Was ist eine gemeinnützige GmbH?
Die Inhalte dieses Beitrags sind nach bestem Wissen erstellt, ersetzen jedoch keine individuelle steuerliche Beratung. Für die Richtigkeit, Vollständigkeit und Aktualität der Angaben wird keine Gewähr übernommen. Für eine Bewertung Ihrer individuellen Situation wenden Sie sich bitte direkt an unsere Kanzlei.
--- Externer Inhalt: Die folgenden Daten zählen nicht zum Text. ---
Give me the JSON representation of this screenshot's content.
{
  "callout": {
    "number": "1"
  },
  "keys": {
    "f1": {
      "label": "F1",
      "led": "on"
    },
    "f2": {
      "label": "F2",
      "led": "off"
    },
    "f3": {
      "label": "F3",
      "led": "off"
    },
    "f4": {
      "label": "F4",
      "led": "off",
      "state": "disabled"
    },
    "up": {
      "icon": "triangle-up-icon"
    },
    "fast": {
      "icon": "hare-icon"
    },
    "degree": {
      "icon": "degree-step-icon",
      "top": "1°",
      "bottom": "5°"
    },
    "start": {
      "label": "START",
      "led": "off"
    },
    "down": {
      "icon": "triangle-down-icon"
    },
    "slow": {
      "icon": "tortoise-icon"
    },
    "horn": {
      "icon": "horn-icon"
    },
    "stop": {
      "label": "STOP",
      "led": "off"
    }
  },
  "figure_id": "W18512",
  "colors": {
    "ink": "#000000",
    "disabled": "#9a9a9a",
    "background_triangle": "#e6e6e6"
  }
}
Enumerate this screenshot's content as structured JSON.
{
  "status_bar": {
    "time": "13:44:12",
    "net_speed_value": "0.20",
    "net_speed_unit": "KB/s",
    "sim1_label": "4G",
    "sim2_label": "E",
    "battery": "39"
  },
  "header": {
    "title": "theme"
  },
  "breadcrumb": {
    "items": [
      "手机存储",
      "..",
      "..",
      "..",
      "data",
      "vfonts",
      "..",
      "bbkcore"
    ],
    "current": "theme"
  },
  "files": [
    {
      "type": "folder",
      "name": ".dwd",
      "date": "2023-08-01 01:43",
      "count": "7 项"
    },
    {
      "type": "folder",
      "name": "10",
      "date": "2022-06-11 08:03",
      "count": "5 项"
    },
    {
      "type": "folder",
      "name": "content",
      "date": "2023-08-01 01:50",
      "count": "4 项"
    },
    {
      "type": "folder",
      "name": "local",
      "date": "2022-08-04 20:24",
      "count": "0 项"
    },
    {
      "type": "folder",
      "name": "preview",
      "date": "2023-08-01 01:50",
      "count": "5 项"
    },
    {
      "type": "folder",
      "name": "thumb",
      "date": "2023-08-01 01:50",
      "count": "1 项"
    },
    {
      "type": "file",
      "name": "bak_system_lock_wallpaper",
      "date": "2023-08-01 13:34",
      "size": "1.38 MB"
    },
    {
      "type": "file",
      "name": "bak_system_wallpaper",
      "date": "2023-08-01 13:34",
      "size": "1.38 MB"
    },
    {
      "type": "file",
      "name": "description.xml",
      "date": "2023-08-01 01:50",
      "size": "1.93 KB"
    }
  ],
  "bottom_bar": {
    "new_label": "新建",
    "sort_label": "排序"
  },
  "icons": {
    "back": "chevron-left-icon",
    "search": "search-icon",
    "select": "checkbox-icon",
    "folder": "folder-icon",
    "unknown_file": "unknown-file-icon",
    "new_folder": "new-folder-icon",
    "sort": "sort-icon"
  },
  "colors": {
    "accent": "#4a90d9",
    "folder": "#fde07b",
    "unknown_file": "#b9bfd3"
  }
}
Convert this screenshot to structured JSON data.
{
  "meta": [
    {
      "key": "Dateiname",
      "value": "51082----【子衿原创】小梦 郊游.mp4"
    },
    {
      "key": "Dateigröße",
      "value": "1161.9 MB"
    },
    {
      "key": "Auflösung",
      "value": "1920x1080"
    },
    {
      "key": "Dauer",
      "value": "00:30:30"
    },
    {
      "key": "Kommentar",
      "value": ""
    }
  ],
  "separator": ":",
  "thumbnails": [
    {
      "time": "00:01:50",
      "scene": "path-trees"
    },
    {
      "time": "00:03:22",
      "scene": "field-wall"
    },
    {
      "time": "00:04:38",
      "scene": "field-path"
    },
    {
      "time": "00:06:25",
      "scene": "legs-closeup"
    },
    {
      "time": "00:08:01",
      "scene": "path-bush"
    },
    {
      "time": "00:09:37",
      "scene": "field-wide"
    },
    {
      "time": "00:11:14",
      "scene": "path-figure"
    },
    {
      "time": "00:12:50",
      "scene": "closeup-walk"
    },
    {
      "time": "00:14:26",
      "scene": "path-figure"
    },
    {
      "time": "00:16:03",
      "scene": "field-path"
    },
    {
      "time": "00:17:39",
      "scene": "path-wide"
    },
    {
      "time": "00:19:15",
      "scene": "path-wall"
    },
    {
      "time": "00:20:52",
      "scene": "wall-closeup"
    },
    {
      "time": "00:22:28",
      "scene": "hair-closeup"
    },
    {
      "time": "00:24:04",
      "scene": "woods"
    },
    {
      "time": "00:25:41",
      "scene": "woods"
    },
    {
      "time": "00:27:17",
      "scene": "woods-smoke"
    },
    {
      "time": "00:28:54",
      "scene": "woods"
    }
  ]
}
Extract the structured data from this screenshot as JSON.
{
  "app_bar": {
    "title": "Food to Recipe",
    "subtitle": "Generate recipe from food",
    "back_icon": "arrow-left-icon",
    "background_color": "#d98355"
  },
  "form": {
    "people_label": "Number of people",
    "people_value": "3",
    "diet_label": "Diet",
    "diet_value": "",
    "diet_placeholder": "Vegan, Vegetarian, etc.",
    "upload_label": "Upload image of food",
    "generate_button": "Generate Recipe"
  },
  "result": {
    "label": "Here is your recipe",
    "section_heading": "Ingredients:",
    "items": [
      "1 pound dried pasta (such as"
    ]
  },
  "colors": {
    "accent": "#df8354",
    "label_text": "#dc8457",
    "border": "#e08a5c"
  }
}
Viele Gründer, Unternehmer und Träger sozialer Einrichtungen fragen sich, wann eine GmbH als gemeinnützig gilt und welche steuerlichen Vergünstigungen damit verbunden sind. Die Antwort steckt nicht im GmbH-Gesetz, sondern in der Abgabenordnung: Als Steuerberater für gemeinnützige GmbHs kennen wir die Fallstricke, die zwischen der Satzungsgestaltung und der dauerhaften Anerkennung lauern. In diesem Beitrag erklären wir, welche Voraussetzungen die gGmbH erfüllen muss, welche Steuervorteile sich ergeben und worauf Sie im laufenden Betrieb achten sollten.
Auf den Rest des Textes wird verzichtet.